Alors que Galmier transmettait la consigne, un hourra s'éleva dans les airs. Les cordes fusèrent de part et d'autres du navire, et au bout de quelques essais, les grappins s'accrochèrent au brigantin. Les hommes tiraient comme des bœufs pour approcher les deux bâtiments. En l'espace de quelques minutes, on pu distinguer les visages d'en face et y lire la peur, la douleur, la fatigue. Alexandre n'avait pas menti : ce n'était qu'un reste d'équipage, disparate. On se demandait même comment ce petit groupe d'hommes parvenait encore à manœuvrer ce grand bâtiment. La bordée qu'ils avaient réussi à tirer tenaient à l'exploit. S'il s'était écouté, Louvigné en aurait éprouvé du remord et de la compassion. Mais il préféra muer ces sentiments en un profond respect : une sensation aussi noble, mais moins paralysante.

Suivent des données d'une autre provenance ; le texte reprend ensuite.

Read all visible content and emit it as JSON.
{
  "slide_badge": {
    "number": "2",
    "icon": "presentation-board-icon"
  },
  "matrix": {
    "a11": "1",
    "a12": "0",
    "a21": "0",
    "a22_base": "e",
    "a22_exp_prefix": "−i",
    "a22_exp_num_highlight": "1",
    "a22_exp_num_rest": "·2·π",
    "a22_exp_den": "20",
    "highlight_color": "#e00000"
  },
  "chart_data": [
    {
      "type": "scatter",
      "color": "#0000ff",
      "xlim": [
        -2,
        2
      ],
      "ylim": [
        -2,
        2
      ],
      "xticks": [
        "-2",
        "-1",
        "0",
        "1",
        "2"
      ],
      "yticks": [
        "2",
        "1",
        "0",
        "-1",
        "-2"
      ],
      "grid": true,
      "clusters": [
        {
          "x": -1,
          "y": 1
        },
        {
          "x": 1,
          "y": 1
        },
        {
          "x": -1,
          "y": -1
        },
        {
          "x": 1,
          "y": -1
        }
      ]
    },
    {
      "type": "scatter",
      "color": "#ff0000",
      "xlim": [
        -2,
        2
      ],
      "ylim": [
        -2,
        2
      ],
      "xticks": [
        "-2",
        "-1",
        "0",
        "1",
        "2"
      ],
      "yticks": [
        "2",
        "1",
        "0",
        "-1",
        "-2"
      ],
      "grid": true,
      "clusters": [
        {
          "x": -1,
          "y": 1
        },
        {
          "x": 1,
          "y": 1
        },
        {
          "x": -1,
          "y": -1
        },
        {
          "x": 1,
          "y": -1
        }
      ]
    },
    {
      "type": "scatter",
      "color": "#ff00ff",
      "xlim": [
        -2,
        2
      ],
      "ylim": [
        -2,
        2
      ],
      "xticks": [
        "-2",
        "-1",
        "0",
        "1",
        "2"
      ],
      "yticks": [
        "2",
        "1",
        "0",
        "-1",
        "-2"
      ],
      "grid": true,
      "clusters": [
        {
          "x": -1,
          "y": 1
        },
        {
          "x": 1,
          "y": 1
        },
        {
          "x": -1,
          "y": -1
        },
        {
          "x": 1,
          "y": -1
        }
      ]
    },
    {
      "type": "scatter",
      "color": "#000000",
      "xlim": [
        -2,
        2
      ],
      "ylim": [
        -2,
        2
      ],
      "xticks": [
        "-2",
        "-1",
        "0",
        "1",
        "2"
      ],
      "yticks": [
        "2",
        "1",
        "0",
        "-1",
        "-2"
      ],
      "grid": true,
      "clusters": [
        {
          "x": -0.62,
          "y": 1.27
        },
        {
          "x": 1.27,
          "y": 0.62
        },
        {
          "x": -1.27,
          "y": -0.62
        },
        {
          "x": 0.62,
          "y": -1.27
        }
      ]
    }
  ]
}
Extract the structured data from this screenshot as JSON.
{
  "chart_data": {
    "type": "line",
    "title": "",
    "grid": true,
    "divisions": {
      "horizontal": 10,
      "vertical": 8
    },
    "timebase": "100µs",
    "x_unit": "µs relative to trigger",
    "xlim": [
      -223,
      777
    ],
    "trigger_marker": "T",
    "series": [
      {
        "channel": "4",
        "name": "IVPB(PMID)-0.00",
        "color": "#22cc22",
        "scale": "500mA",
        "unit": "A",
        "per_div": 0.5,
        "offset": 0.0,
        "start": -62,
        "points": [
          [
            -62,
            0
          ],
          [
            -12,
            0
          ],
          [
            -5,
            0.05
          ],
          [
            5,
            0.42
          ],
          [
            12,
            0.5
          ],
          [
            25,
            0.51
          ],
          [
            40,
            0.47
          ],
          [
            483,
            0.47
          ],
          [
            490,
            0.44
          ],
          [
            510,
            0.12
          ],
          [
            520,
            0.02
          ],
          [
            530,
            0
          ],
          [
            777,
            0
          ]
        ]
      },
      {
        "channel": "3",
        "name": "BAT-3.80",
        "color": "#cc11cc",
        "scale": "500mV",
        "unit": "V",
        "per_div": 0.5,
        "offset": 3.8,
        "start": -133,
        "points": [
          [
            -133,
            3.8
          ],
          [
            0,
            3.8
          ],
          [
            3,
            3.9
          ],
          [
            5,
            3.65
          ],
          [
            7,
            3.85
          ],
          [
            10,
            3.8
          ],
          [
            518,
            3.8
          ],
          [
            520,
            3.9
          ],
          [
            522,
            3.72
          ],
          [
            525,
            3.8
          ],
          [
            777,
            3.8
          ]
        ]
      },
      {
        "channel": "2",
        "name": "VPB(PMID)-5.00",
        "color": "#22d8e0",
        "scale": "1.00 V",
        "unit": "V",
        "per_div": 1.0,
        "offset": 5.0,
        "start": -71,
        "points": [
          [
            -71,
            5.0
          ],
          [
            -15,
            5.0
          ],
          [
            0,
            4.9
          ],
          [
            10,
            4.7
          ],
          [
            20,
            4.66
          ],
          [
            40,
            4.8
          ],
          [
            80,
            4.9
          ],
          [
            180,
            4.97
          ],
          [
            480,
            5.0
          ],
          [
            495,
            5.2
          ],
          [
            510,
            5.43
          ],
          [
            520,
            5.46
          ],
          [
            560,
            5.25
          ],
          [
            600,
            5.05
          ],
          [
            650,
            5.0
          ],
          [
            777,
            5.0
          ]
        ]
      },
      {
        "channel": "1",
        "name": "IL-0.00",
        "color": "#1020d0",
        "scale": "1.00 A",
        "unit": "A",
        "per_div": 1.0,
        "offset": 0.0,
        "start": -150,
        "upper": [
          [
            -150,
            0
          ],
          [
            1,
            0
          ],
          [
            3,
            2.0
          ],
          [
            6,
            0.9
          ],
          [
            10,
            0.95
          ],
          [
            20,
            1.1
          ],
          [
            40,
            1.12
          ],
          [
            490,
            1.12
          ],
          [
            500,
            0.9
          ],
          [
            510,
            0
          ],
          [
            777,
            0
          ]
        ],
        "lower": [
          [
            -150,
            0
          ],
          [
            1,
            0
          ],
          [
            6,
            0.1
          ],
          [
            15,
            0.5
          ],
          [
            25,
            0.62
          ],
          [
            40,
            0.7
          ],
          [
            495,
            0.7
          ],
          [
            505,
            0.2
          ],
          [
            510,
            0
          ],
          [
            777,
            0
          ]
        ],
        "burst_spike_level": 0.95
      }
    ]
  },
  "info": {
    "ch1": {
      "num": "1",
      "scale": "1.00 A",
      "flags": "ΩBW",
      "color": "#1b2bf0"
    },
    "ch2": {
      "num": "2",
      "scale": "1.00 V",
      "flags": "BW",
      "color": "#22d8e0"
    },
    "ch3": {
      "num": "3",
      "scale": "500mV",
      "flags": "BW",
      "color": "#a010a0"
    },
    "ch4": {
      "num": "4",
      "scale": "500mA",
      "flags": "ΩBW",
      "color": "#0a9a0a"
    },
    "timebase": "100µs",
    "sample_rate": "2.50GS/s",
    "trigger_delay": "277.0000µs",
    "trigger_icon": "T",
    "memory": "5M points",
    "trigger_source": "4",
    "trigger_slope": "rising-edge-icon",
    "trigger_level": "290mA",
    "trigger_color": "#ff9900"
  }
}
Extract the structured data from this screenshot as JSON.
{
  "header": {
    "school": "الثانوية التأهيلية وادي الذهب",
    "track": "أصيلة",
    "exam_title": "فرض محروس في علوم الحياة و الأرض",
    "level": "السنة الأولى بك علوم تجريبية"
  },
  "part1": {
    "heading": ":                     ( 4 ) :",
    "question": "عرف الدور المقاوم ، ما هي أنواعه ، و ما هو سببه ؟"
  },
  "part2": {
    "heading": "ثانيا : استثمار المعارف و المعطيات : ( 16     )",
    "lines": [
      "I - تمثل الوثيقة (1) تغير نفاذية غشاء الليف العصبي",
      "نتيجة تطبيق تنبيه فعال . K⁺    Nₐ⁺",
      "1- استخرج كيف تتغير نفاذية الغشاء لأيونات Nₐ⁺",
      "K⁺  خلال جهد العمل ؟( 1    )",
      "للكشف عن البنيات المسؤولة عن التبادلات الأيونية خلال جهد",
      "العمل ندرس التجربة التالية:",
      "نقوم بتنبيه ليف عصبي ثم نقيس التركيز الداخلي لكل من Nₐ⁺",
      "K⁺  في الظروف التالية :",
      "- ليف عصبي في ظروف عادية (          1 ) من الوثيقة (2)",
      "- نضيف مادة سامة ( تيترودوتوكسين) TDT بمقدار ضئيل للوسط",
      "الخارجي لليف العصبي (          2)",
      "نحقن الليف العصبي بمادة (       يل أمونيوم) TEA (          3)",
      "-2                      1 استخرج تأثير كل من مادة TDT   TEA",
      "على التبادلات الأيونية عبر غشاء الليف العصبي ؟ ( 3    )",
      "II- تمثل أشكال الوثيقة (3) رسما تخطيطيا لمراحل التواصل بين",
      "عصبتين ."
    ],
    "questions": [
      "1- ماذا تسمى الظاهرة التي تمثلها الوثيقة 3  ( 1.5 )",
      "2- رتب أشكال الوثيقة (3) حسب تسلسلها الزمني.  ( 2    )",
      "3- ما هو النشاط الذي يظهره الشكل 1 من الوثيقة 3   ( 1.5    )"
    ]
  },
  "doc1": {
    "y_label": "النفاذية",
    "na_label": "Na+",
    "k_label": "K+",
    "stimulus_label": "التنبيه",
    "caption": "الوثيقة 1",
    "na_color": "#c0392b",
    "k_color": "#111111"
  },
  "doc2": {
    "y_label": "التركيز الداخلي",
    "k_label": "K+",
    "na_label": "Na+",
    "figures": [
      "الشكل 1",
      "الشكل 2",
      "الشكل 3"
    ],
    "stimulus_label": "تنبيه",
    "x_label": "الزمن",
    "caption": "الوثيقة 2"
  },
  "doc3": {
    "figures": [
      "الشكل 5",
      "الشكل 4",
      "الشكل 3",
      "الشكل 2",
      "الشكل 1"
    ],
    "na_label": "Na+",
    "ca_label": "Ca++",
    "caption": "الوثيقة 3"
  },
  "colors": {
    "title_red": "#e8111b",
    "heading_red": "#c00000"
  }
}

Il était temps de changer de bâtiment. Louvigné grimpa dans la voilure, s'emmêlant les pieds tant l'excitation l'étreignait. Une fois à bonne hauteur, il se suspendit à l'une des cordes surplombant le vide et les flots, contracta ses muscles pour hisser ses pieds et croiser ses chevilles puis entreprit la traversée, glissant ses mains et ses pieds le long de la corde comme un singe habile. La manœuvre manquait d'élégance, mais pas d'efficacité. Un dernier effort pour escalader le bastingage ennemi, et le voici à bord. Il était temps de sortir le sabre d'abordage arrimé à son flanc, et de montrer ses compétences. Pourtant, à peine avait-il engagé la lutte avec un homme que le souffle lui manquât : ses yeux se posèrent sur le gaillard arrière, où deux silhouettes s'affrontaient. Alexandre était aux prises avec le capitaine du brigantin, et Louvigné connaissait bien cet homme à la carrure imposante : le Capitaine Norbert de la Chevaleraie, son oncle. Un lieutenant craint, qui avait fait la réputation de la famille de Saffré. Contrairement à son père à l'oisiveté légendaire, son oncle avait utilisé son nom pour construire sa légende au service de Sa Majesté. Mais Louvigné ignorait que cet homme respecté sur terre avait désormais rejoint la marine. Il n'eut pas le temps de lui demander des explications, car la lame de son oncle fendit l'air pour transpercer le corps d'Alexandre Rocheau.